LMI is the latest information about the economy and employment. Researching current and projected employment trends is a starting point for researching how many job opportunities there potentially will be in different areas. For example, in the UK there are a shortage of engineers, meaning there are more jobs; whereas the majority of paid art therapist jobs are within the NHS which is possibly unlikely to receive funding for lots of new vacancies in this area.

Websites such as Prospects and Targetjobs have sector and job profiles that are a good place to start.

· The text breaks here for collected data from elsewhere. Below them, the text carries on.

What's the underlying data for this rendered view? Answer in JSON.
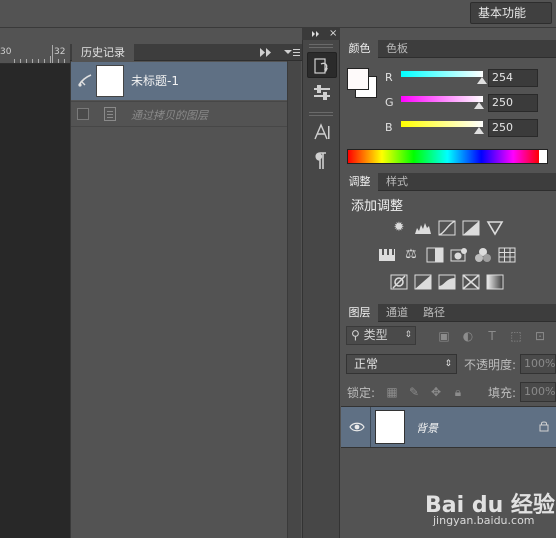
{
  "workspace": {
    "label": "基本功能"
  },
  "ruler": {
    "ticks": [
      "30",
      "32"
    ]
  },
  "history_panel": {
    "tab": "历史记录",
    "items": [
      {
        "label": "未标题-1",
        "icon": "history-brush-icon"
      },
      {
        "label": "通过拷贝的图层",
        "icon": "document-icon"
      }
    ]
  },
  "color_panel": {
    "tabs": [
      "颜色",
      "色板"
    ],
    "channels": [
      {
        "label": "R",
        "value": "254"
      },
      {
        "label": "G",
        "value": "250"
      },
      {
        "label": "B",
        "value": "250"
      }
    ],
    "foreground": "#fefafa",
    "background": "#ffffff"
  },
  "adjustments_panel": {
    "tabs": [
      "调整",
      "样式"
    ],
    "title": "添加调整"
  },
  "layers_panel": {
    "tabs": [
      "图层",
      "通道",
      "路径"
    ],
    "kind_filter": "类型",
    "blend_mode": "正常",
    "opacity_label": "不透明度:",
    "opacity_value": "100%",
    "lock_label": "锁定:",
    "fill_label": "填充:",
    "fill_value": "100%",
    "layer": {
      "name": "背景"
    }
  },
  "watermark": {
    "logo": "Bai du 经验",
    "url": "jingyan.baidu.com"
  }
}
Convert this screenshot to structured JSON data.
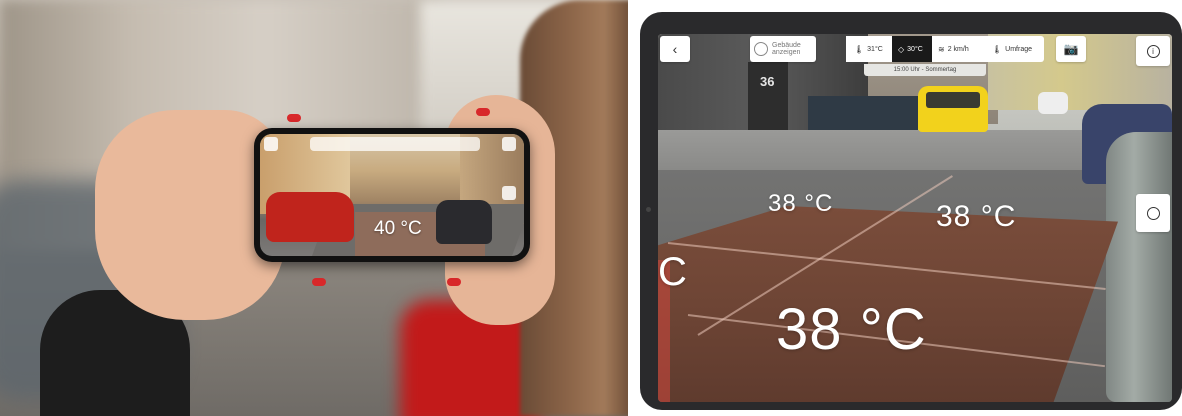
{
  "left_photo": {
    "phone_screen": {
      "temperature_label": "40 °C"
    }
  },
  "tablet": {
    "building_number": "36",
    "toolbar": {
      "back_icon": "chevron-left-icon",
      "show_buildings": {
        "icon": "circle-outline-icon",
        "label": "Gebäude\nanzeigen"
      },
      "air_temp": {
        "icon": "thermometer-icon",
        "label": "31°C"
      },
      "surface_temp": {
        "icon": "surface-diamond-icon",
        "label": "30°C"
      },
      "wind": {
        "icon": "wind-icon",
        "label": "2 km/h"
      },
      "survey": {
        "icon": "survey-thermometer-icon",
        "label": "Umfrage"
      },
      "camera_icon": "camera-icon",
      "info_icon": "info-icon",
      "time_caption": "15:00 Uhr - Sommertag"
    },
    "clock_icon": "clock-icon",
    "temperature_labels": {
      "near_left": "38 °C",
      "near_right": "38 °C",
      "partial_left": "C",
      "big_center": "38 °C"
    }
  }
}
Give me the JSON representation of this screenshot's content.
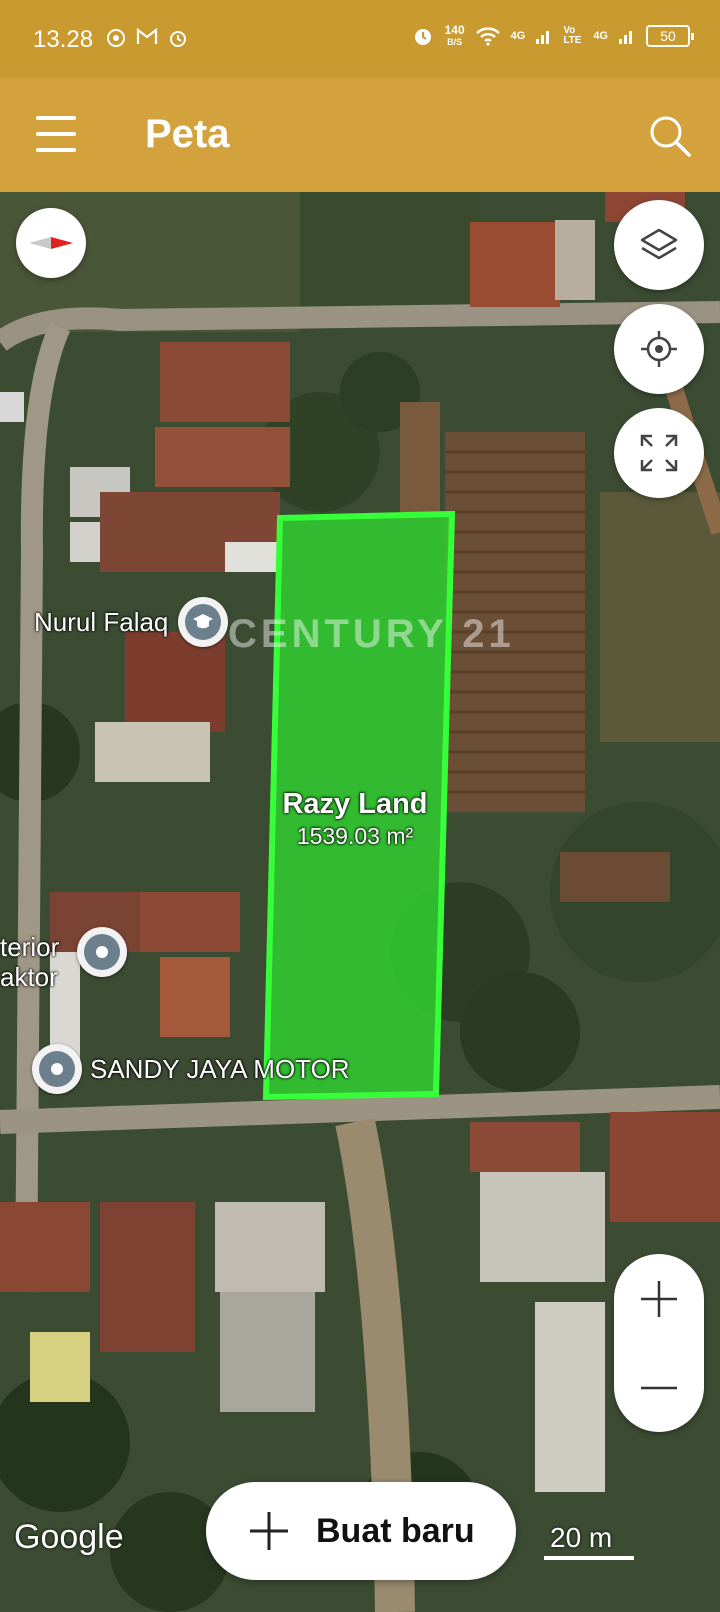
{
  "status_bar": {
    "time": "13.28",
    "notification_icons": [
      "chrome-icon",
      "gmail-icon",
      "alarm-icon"
    ],
    "data_rate": "140",
    "data_rate_unit": "B/S",
    "network_1": "4G",
    "volte": "Vo LTE",
    "network_2": "4G",
    "battery": "50"
  },
  "app_bar": {
    "title": "Peta",
    "menu_icon": "hamburger-menu-icon",
    "search_icon": "search-icon"
  },
  "map": {
    "plot": {
      "name": "Razy Land",
      "area": "1539.03 m²",
      "fill_color": "#2fd42f"
    },
    "watermark": "CENTURY 21",
    "pois": [
      {
        "label": "Nurul Falaq",
        "icon": "school-icon"
      },
      {
        "label": "terior\naktor",
        "icon": "place-pin-icon"
      },
      {
        "label": "SANDY JAYA MOTOR",
        "icon": "place-pin-icon"
      }
    ],
    "attribution": "Google",
    "scale": "20 m",
    "controls": {
      "compass": "compass-icon",
      "layers": "layers-icon",
      "locate": "my-location-icon",
      "fullscreen": "fullscreen-icon",
      "zoom_in": "+",
      "zoom_out": "−"
    }
  },
  "create_button": {
    "label": "Buat baru"
  }
}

LMI can also tell you more about what skills are needed now and potentially in the near future. From this you can make some educated guesses about how jobs will evolve and where you can focus your professional development. Consider how this influences your opinions on career options, e.g. is a job you’re interested in going to possibly involve skills you would not like to use?

Part 5 – Research

If you have decided to explore other options but are unsure where to start, reading job profiles (as per above) can help. You can also conduct informational interviews with people who work in different roles to find out more details about jobs. Your careers service can help you with this.

Making a plan

Once you are clearer on options, the next step is to create an action plan and see how realistic it is to achieve your aspirations:

  1. Listing the actions needed to get into your career, including developing skills and professional contacts. How realistically achievable do you feel this every step of plan is? Why (or why not)?
  2. What skills are required in my chosen career(s) now and in the future? Job profiles can help here. Are these skills you can develop and would like to use?
  3. What other concerns or worries do you have about trying to achieve your ‘dream’ career?
  4. What resources do you have to help you achieve your aspirations, including addressing the above concerns/worries? This includes university careers and disability services, friends/family to offer moral support and a listening ear, specific reasonable adjustments, Access to Work and so on.
  5. Is there anything you can do now to find out more about my choices, such as work shadowing or informational interviewing?
  6. What are your thoughts now on career options? Why?

 Final thoughts

Don’t put pressure on yourself to find one ‘true’ job that will make you happy for the rest of your working life. It’s obviously great if you achieve a career aspiration that you’ve always wanted, but it’s fine if you don’t – it doesn’t change your ‘worth’ as a person. By focusing on who you want to help with which problems using which skills you’ll have a good understanding of where you’ll do well in the workplace, have more job satisfaction and be more aware of suitable opportunities as they arise.

Regardless of what you decide to do, investing in yourself early in your career through developing skills, confidence, professional contacts and will put you in a better position for the future, even if you completely change industries. Remember that it’s normal to change jobs throughout your career. Even if you start a job that you don’t like and decide to leave the experience is never wasted as you’ll learn more about yourself and have gained skills that can be transferred to other jobs. Generally, prospective employers won’t think negatively of you for changing jobs early on.

Finally, your university careers and disability services should be able to assist you with every stage of choosing, applying for and starting suitable employment.